Por María José Bernuz Beneitez
Ciudad de México, 8 de marzo (SinEmbargo/ElDiario.es).– Cuando se intenta hablar con alguien sobre el vínculo entre el maltrato animal y la violencia familiar o de género, la primera reacción en casi cualquier ámbito, lego o especializado, es la de extrañeza. Sea porque hablar de animales en un tema tan serio como el de la violencia de género parece insultante para las víctimas humanas, sea porque el bienestar o el maltrato a los animales solo interesa instrumentalmente, cuando tienen consecuencias positivas o negativas para las personas. Cualquiera de los dos prejuicios antropocéntricos nos impide ver el bosque de violencia contra los animales que hace sufrir a éstos y también a las personas. Es entonces cuando surge la pregunta de por qué no se ha abordado en profundidad el tema y no se ha hecho algo desde las políticas contra la violencia familiar y de género.
Cuando hablamos del vínculo entre violencia de género y maltrato animal estamos hablando de tres situaciones distintas. En primer lugar, hacemos referencia al maltrato animal instrumental, que se produce para causar daño y sufrimiento psicológico a la pareja. En estas situaciones, los animales son utilizados como chivos expiatorios, mecanismos para maltratar a la pareja o los hijos, para someterlos, amenazarlos, para evitar que se vayan y/o para asegurar su silencio respecto a su situación de víctimas.

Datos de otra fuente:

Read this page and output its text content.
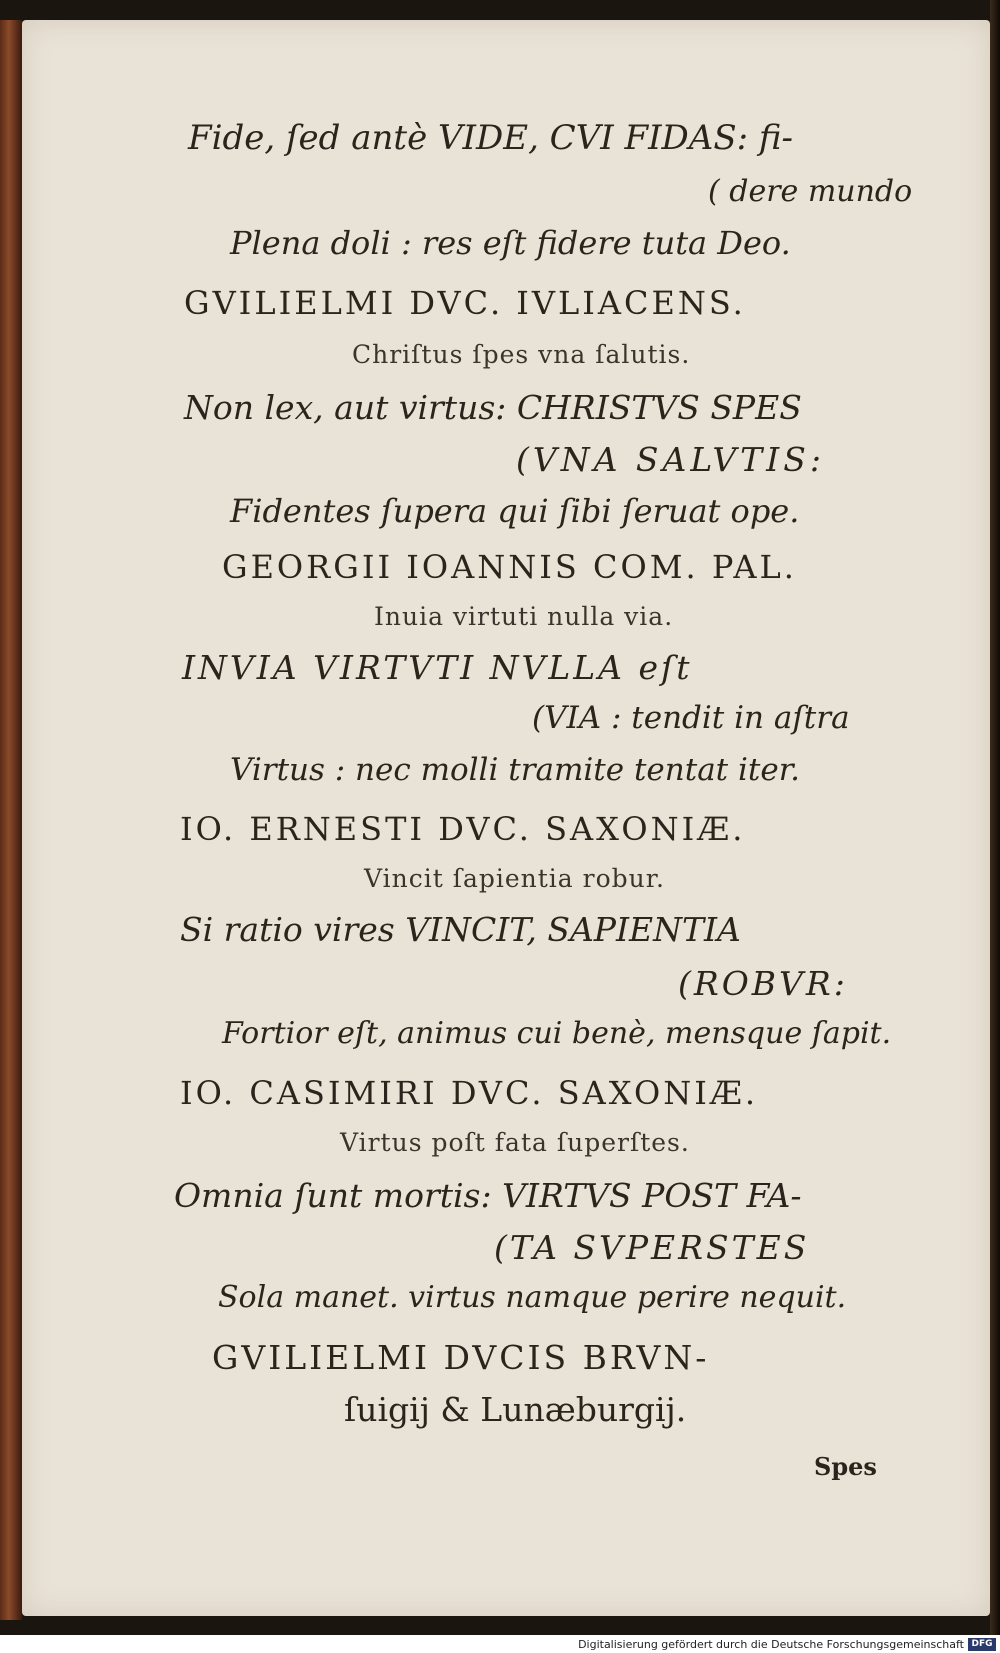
Fide, ſed antè VIDE, CVI FIDAS: fi-
( dere mundo
Plena doli : res eſt fidere tuta Deo.
GVILIELMI DVC. IVLIACENS.
Chriſtus ſpes vna ſalutis.
Non lex, aut virtus: CHRISTVS SPES
(VNA SALVTIS:
Fidentes ſupera qui ſibi ſeruat ope.
GEORGII IOANNIS COM. PAL.
Inuia virtuti nulla via.
INVIA VIRTVTI NVLLA eſt
(VIA : tendit in aſtra
Virtus : nec molli tramite tentat iter.
IO. ERNESTI DVC. SAXONIÆ.
Vincit ſapientia robur.
Si ratio vires VINCIT, SAPIENTIA
(ROBVR:
Fortior eſt, animus cui benè, mensque ſapit.
IO. CASIMIRI DVC. SAXONIÆ.
Virtus poſt fata ſuperſtes.
Omnia ſunt mortis: VIRTVS POST FA-
(TA SVPERSTES
Sola manet. virtus namque perire nequit.
GVILIELMI DVCIS BRVN-
ſuigij & Lunæburgij.
Spes
Digitalisierung gefördert durch die Deutsche Forschungsgemeinschaft DFG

Se consigue así, de una forma muy efectiva, que sigan siendo víctimas en silencio, mientras dura la relación y una vez que ha terminado.
Para entender el sentido que tiene este tipo de violencia, tanto para los maltratadores como para las mujeres que se ven sometidas a través del maltrato potencial o real de sus animales, es preciso comprender el sólido vínculo existente entre las personas y los animales. Algo que nos permite entender que es éste, precisamente, el que hace a los animales más vulnerables al maltrato en el seno familiar. Además, hay que ser conscientes de la situación de extrema fragilidad de los animales en el interior de las familias, desde un punto de vista físico (dado su tamaño relativamente pequeño en muchos casos), desde la perspectiva legal que considera que su maltrato implica un menor castigo y menor cantidad de recursos invertidos, por su incapacidad para protestar o quejarse directamente, o por la inexistencia de protocolos que permitan probar el maltrato y detectar estas situaciones, salvo cuando son ya muy graves.
En todo caso, lo que es cierto es que las investigaciones realizadas hasta el momento muestran que el efecto del maltrato animal sobre las mujeres y sus familias es devastador. Quizás el más rotundo es el que lleva a las mujeres a retrasar la decisión de abandonar la relación abusiva por no saber qué hacer o dónde dejar a sus animales. Además, es una preocupación que perdura aunque se haya abandonado la relación de maltrato y cuando el animal ha tenido que permanecer en casa del maltratador. Algo que, en ocasiones, les lleva a romper con las órdenes de alejamiento para entrar en casa del maltratador y comprobar el estado de sus mascotas, poniendo en peligro su propia integridad.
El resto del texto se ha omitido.